Dry conditions in northern and western wheat producing areas of Argentina prompted the Rosario grains exchange to trim its planted acreage estimate for 2020-21 by 100,000 MT to 16.1 million acres. “The lack of water is the most serious in the last 10 years,” according to the exchange.

American drivers are returning to the road after months of coronavirus stay-at-home orders, with revenue from gasoline and diesel taxes nearing pre-pandemic levels. The U.S. government collected more than $3.8 billion in fuel taxes in July, up from less than $2.2 billion in June.

Biofuel proponents today in Des Moines, Iowa, will press the Trump administration to “swiftly” deliver on promises to bolster renewable fuels, warning that voters in the state are increasingly skeptical of the commitment to the sector.

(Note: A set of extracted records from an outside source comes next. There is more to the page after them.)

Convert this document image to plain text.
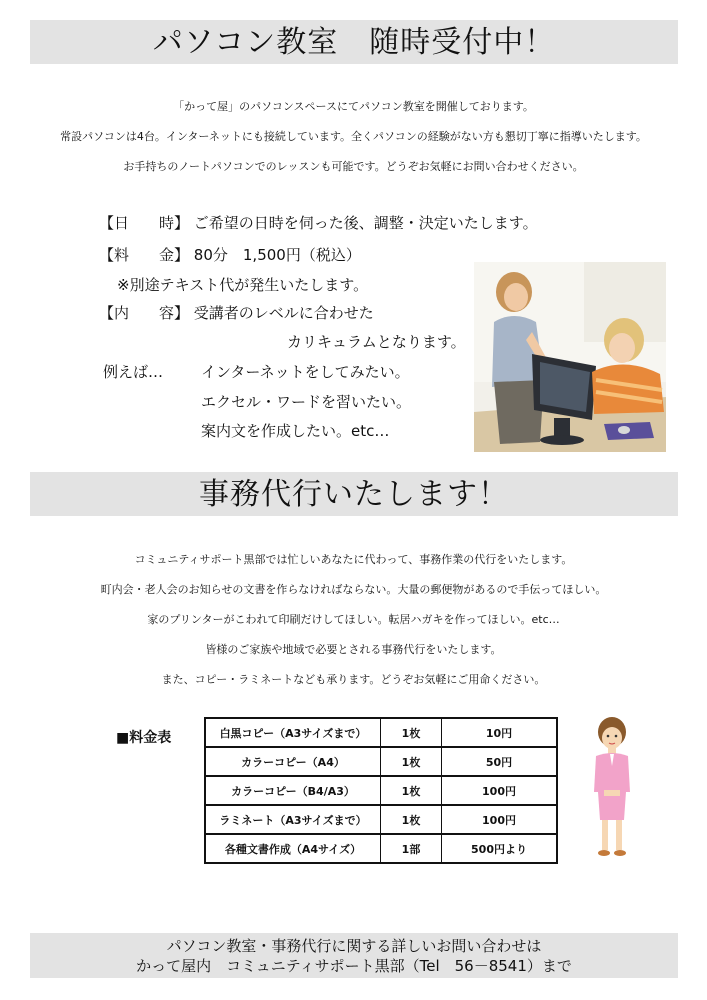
パソコン教室　随時受付中！
「かって屋」のパソコンスペースにてパソコン教室を開催しております。
常設パソコンは4台。インターネットにも接続しています。全くパソコンの経験がない方も懇切丁寧に指導いたします。
お手持ちのノートパソコンでのレッスンも可能です。どうぞお気軽にお問い合わせください。
【日　　時】 ご希望の日時を伺った後、調整・決定いたします。
【料　　金】 80分　1,500円（税込）
※別途テキスト代が発生いたします。
【内　　容】 受講者のレベルに合わせた
カリキュラムとなります。
例えば…	インターネットをしてみたい。
エクセル・ワードを習いたい。
案内文を作成したい。etc…
事務代行いたします！
コミュニティサポート黒部では忙しいあなたに代わって、事務作業の代行をいたします。
町内会・老人会のお知らせの文書を作らなければならない。大量の郵便物があるので手伝ってほしい。
家のプリンターがこわれて印刷だけしてほしい。転居ハガキを作ってほしい。etc…
皆様のご家族や地域で必要とされる事務代行をいたします。
また、コピー・ラミネートなども承ります。どうぞお気軽にご用命ください。
■料金表	白黒コピー（A3サイズまで）	1枚	10円
カラーコピー（A4）	1枚	50円
カラーコピー（B4/A3）	1枚	100円
ラミネート（A3サイズまで）	1枚	100円
各種文書作成（A4サイズ）	1部	500円より
パソコン教室・事務代行に関する詳しいお問い合わせは
かって屋内　コミュニティサポート黒部（Tel　56－8541）まで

Democrats and the Trump administration remain "miles apart" on negotiations over a coronavirus stimulus deal, said House Speaker Nancy Pelosi (D-Calif.). Treasury Secretary Steven Mnuchin reached out to Pelosi on Wednesday to renew stalled coronavirus relief talks, but their conversation showed the impasse continues.

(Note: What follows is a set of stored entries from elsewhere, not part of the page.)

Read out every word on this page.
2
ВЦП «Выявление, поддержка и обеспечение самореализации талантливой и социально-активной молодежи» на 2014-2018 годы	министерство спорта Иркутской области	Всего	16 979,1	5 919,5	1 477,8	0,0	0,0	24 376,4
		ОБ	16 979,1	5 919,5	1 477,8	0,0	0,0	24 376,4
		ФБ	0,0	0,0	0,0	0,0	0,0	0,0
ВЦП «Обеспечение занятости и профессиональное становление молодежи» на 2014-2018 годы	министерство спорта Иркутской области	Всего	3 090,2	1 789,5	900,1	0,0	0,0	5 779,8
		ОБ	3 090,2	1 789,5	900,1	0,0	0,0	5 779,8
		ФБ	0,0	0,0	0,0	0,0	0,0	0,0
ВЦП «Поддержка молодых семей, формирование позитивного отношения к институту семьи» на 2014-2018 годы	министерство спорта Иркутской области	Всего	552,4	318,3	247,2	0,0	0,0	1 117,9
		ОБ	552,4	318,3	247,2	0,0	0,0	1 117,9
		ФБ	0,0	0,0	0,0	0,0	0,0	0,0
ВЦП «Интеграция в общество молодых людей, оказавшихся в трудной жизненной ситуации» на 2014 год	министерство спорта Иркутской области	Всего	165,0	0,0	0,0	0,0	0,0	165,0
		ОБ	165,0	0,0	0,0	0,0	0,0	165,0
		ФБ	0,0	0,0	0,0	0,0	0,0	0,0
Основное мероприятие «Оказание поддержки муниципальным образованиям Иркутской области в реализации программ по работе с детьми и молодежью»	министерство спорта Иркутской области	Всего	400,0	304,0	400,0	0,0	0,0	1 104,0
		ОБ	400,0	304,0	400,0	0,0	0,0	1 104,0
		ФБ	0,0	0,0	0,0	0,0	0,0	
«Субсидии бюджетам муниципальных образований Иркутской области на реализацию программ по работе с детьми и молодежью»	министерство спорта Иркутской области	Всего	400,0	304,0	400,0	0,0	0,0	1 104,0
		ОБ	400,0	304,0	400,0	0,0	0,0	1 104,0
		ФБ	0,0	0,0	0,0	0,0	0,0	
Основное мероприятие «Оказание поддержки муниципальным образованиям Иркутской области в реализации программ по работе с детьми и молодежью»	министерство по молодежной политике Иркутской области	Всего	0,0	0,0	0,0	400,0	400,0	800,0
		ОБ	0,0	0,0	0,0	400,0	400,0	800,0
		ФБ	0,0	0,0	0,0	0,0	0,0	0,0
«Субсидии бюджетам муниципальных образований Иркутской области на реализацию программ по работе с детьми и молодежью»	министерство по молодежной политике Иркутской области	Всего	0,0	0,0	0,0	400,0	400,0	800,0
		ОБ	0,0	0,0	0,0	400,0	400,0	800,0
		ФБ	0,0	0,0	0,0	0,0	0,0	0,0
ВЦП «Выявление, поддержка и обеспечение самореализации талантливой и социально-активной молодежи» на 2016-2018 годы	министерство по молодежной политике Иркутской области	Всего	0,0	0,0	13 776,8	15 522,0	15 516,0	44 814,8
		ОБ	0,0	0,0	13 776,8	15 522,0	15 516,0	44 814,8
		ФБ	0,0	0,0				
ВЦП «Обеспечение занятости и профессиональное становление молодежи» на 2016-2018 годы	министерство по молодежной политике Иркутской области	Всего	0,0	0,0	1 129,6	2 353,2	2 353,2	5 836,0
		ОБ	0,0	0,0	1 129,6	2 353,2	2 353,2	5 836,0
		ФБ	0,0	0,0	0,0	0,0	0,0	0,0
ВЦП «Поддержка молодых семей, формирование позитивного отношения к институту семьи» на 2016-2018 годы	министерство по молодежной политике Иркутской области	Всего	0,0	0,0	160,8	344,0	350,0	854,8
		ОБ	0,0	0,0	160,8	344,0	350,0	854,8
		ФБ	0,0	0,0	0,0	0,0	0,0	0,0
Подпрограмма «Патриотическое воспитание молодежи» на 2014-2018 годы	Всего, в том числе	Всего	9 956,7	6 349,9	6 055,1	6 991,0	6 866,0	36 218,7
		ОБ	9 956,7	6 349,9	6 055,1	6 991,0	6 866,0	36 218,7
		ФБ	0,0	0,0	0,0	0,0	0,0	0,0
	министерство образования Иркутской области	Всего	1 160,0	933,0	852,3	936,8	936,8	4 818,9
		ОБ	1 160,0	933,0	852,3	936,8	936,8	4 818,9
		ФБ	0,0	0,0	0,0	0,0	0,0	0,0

Federal Reserve Bank of Boston President Eric Rosengren said the U.S.' over-eagerness to reopen commercial activity without sufficiently containing the spread of Covid-19 had backfired. He emphasized that more spending should be combined with more robust efforts to contain the virus.

A day after the Big Ten and Pac-12 conferences revealed they would postpone their seasons until at least the spring semester, the Big 12, which includes Oklahoma and Texas, said it intended to hold league games beginning Sept. 26.

More active cash cattle trade picked up yesterday after some lighter action at steady to $3 higher prices. As has been the trend, cash prices have strengthened as the week progressed. Beef prices have finally returned to more normal levels for consumers, which has bolstered demand. Wednesday’s close was significant for the lean hog futures market, as traders have been uncertain whether Tuesday’s drop was a one-day correction or the start of a more significant pullback. Futures were able to settle well off their lows with just modest losses, showing some resiliency.